What a MLH1 Result Means for Your Family

MLH1 mutations follow autosomal dominant inheritance. Each first-degree relative (parent, sibling, child) has a 50% chance of carrying the mutation. Because Lynch syndrome is common yet underdiagnosed, cascade testing is one of the most impactful public health interventions available. Identifying carriers allows them to begin colonoscopy surveillance, which has been proven to reduce colorectal cancer mortality. NCCN strongly recommends offering testing to all at-risk blood relatives.

Inheritance Pattern: Autosomal dominant

Prevalence: Lynch syndrome affects approximately 1 in 279 individuals; MLH1 accounts for approximately 30–35% of Lynch syndrome cases

Management Options If Positive:

  • Colonoscopy every 1–2 years starting at age 20–25
  • Consider daily aspirin (discuss with physician)
  • Annual endometrial sampling starting at age 30–35 for women
  • Risk-reducing hysterectomy and oophorectomy after childbearing (women)
  • Upper endoscopy every 2–4 years starting at age 30–40
  • Annual urinalysis starting at age 25–30

Medical Disclaimer: This content is for informational purposes only and does not constitute medical advice. It is based on published NCCN clinical guidelines and peer-reviewed research. Always consult a qualified healthcare provider for medical decisions. LifeShield content is reviewed by board-certified genetic counselors.

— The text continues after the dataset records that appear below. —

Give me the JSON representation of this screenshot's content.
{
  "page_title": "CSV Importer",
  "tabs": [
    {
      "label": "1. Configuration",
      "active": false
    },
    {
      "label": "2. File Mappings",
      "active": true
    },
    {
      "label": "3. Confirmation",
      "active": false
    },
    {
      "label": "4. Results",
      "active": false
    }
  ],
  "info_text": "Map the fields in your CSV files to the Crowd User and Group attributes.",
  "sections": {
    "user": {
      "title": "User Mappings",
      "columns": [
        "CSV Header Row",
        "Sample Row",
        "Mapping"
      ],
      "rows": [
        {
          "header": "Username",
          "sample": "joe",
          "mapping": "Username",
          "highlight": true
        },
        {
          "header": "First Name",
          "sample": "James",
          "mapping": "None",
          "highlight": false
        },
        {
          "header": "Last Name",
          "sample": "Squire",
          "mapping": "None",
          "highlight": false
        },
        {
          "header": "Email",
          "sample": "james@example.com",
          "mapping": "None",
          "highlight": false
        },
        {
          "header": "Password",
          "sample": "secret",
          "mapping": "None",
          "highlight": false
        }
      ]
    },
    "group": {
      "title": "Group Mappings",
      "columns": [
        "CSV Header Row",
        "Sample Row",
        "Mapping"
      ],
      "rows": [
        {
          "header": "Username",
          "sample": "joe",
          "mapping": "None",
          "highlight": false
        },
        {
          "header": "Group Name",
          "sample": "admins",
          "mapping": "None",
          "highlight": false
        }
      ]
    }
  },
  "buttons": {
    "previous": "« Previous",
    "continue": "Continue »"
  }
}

Frequently Asked Questions

Lynch syndrome is a hereditary condition caused by mutations in mismatch repair genes (MLH1, MSH2, MSH6, PMS2, or EPCAM). It significantly increases the risk of colorectal cancer, endometrial cancer, and several other cancer types. Lynch syndrome is the most common hereditary cancer syndrome, affecting approximately 1 in 279 people.

NCCN recommends colonoscopy every 1–2 years starting at age 20–25 for MLH1 carriers (or 2–5 years before the earliest colorectal cancer diagnosis in the family, whichever is earlier). This frequent surveillance has been shown to significantly reduce colorectal cancer incidence and mortality.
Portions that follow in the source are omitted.